Après une suspension des discussions en 2021, le Gabon a relancé la Société Financière Internationale (SFI), membre du groupe de la Banque mondiale, au sujet de la mise en place d’un projet d’implémentation de crédit-bail en faveur des Petites et moyennes entreprises (PME) locales. Dans ce sens, une délégation de la SFI a rencontré, le 19 juin dernier à Libreville, Patricia Djipano, la ministre gabonaise du Commerce des PME-PMI chargé des activités génératrices de revenus.
De ce qui ressort de cette rencontre, la SFI a réitéré sa disponibilité à apporter son soutien technique et financier pour ledit projet resté en suspend en l’absence d’une loi devant encadrer les parties. « Aujourd'hui, elle [la SFI] ambitionne d'accompagner le gouvernement de la transition à travers le "Crédit-Bail" qui devrait faciliter l'amélioration du climat des affaires et participer au développement des PME gabonaises.

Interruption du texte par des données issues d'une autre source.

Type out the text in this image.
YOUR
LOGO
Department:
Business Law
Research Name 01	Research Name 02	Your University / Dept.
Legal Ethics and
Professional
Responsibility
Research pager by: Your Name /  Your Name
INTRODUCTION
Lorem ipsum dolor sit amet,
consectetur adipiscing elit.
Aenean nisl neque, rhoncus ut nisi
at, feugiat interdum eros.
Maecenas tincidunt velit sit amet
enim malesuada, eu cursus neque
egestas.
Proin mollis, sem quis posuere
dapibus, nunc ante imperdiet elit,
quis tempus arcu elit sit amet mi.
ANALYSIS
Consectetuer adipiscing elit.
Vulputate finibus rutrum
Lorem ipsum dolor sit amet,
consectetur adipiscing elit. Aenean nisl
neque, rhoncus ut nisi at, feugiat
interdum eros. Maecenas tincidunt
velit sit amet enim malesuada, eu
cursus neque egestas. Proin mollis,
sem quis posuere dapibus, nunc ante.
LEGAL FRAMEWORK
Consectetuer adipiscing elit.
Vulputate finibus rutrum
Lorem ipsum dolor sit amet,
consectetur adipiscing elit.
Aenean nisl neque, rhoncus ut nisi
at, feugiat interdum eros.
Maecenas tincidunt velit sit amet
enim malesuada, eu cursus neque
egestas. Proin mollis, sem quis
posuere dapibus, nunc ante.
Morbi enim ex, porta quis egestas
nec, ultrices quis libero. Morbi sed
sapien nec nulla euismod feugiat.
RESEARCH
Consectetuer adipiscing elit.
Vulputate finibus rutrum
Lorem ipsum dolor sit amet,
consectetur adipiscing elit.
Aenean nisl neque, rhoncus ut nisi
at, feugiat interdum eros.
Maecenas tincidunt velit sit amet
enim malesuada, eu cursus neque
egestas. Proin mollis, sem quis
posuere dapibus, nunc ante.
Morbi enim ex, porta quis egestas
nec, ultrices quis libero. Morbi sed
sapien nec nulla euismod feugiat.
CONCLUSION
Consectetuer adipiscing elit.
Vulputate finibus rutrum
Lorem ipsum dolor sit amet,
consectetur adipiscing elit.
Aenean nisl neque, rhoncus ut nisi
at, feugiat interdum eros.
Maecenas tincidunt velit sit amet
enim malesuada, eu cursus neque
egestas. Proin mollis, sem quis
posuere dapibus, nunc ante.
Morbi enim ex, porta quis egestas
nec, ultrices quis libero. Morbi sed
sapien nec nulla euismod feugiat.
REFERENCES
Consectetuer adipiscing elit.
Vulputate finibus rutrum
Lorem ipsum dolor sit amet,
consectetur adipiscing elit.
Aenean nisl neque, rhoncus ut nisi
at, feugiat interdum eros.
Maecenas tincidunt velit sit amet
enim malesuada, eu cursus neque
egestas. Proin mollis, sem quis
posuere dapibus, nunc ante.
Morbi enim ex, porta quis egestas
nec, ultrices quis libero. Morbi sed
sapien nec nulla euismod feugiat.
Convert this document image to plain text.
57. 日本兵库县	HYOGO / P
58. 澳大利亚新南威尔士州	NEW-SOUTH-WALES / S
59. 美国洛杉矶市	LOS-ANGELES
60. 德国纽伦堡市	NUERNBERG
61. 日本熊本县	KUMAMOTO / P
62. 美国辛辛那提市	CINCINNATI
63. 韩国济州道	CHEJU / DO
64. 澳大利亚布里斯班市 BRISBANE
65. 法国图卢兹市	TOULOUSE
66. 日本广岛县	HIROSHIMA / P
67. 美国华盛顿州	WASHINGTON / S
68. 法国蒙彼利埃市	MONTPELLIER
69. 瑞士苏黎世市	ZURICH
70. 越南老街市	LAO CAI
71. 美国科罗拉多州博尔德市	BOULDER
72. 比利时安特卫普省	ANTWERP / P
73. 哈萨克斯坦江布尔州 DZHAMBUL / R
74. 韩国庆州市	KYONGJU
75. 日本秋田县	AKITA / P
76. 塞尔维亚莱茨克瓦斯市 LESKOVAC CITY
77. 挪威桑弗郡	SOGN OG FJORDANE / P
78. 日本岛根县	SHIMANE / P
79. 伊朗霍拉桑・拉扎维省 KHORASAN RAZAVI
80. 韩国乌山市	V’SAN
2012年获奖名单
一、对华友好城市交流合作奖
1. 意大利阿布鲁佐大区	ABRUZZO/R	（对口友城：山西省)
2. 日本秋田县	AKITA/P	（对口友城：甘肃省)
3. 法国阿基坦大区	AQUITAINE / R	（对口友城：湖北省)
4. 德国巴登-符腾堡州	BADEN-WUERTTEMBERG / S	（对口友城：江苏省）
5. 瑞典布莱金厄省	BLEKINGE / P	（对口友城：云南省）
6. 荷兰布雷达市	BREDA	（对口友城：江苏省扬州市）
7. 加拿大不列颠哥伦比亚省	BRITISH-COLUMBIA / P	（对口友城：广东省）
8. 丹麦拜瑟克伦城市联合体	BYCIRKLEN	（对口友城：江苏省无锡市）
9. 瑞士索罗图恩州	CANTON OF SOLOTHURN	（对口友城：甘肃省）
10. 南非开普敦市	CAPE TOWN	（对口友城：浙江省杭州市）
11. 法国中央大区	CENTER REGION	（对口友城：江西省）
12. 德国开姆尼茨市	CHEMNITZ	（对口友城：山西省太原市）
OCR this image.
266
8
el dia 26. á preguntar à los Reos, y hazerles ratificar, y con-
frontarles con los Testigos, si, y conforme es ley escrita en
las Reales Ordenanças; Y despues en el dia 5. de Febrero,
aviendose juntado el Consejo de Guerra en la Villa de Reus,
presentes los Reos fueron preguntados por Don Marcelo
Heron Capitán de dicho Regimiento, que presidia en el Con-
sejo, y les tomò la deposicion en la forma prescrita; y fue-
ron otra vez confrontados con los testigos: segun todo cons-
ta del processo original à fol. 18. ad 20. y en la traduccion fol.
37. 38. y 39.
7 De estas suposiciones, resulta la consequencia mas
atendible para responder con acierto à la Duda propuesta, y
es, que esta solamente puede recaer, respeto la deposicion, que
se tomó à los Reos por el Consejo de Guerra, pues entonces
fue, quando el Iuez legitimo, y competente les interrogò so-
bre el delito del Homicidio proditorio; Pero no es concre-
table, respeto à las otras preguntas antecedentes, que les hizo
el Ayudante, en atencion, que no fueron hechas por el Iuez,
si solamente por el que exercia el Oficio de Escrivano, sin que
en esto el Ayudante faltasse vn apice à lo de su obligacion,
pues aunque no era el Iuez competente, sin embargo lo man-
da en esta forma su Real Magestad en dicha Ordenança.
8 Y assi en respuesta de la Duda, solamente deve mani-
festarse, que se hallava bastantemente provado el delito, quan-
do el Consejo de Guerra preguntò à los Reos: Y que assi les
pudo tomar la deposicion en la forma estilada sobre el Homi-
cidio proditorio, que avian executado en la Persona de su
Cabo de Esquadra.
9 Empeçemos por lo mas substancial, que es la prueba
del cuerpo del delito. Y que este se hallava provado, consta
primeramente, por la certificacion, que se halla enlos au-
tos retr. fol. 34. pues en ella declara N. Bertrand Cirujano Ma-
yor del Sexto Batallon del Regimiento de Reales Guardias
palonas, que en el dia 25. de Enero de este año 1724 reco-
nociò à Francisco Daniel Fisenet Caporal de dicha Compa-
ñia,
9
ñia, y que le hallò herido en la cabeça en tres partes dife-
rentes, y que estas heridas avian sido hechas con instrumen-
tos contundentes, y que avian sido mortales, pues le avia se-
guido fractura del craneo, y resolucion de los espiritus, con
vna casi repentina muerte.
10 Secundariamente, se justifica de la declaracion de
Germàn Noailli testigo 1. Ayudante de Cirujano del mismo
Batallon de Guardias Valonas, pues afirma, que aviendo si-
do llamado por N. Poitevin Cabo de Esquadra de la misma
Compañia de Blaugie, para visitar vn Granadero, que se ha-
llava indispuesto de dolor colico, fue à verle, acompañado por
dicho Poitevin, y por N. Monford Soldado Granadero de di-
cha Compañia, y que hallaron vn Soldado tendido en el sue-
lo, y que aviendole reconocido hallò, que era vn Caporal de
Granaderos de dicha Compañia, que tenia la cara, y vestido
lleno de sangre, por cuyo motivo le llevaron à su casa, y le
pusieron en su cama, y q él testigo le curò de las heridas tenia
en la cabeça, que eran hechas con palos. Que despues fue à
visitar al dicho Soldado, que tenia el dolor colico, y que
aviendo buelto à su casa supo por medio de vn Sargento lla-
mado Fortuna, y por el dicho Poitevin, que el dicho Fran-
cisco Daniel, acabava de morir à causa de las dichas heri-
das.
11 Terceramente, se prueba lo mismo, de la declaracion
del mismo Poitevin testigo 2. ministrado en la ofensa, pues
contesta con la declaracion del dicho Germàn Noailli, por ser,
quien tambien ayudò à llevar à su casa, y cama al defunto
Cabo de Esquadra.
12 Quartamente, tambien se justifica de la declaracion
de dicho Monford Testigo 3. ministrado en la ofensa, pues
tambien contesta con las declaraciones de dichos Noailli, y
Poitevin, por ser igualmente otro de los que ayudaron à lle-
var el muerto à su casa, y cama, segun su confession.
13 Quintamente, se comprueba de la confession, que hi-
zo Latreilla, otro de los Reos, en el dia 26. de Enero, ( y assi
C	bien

Le membre du gouvernement a soutenu que l'Etat gabonais était dans une dynamique de restauration et qu'il est important de saisir les opportunités. Elle a convié les équipes à une séance de travail pratique afin de rencontrer les PME du pays », apprend-on.
Le crédit-bail pourrait être une aubaine pour les entreprises gabonaises. Car, ces dernières n’ayant pas un accès facile au financement classique des banques, ce type de crédit leur permettrait alors de disposer d’engins et outils de production (agriculture, bois, énergie, élevage, agroalimentaire…) en mode leasing. Au terme de la location des engins, les PME ont la possibilité de les acquérir définitivement moyennant un loyer.
Selon une étude récente du ministère gabonais en charge des PME, les besoins en garantie de cette taille d’entreprises au plan local s'élèvent à 537 milliards de Fcfa. Mais très peu d’institutions bancaires prennent le risque de les financer parce qu’elles présentent des garanties « peu fiables » de remboursement.
Pour essayer de remédier à cette situation, l’Etat gabonais a mis en place, en octobre 2020, un système de préférence local selon lequel, au Gabon, les marchés des travaux publics inférieurs à 150 millions de FCFA seront réservés uniquement aux PME gabonaises. Ceci dans le but « d’assurer une meilleure promotion de l’entreprenariat national ». Cette mesure a été très appréciée par les entreprises locales du secteur des BTP qui se sont très souvent plaints de la préférence accordée aux entreprises étrangères dans l’attribution des marchés publics au Gabon.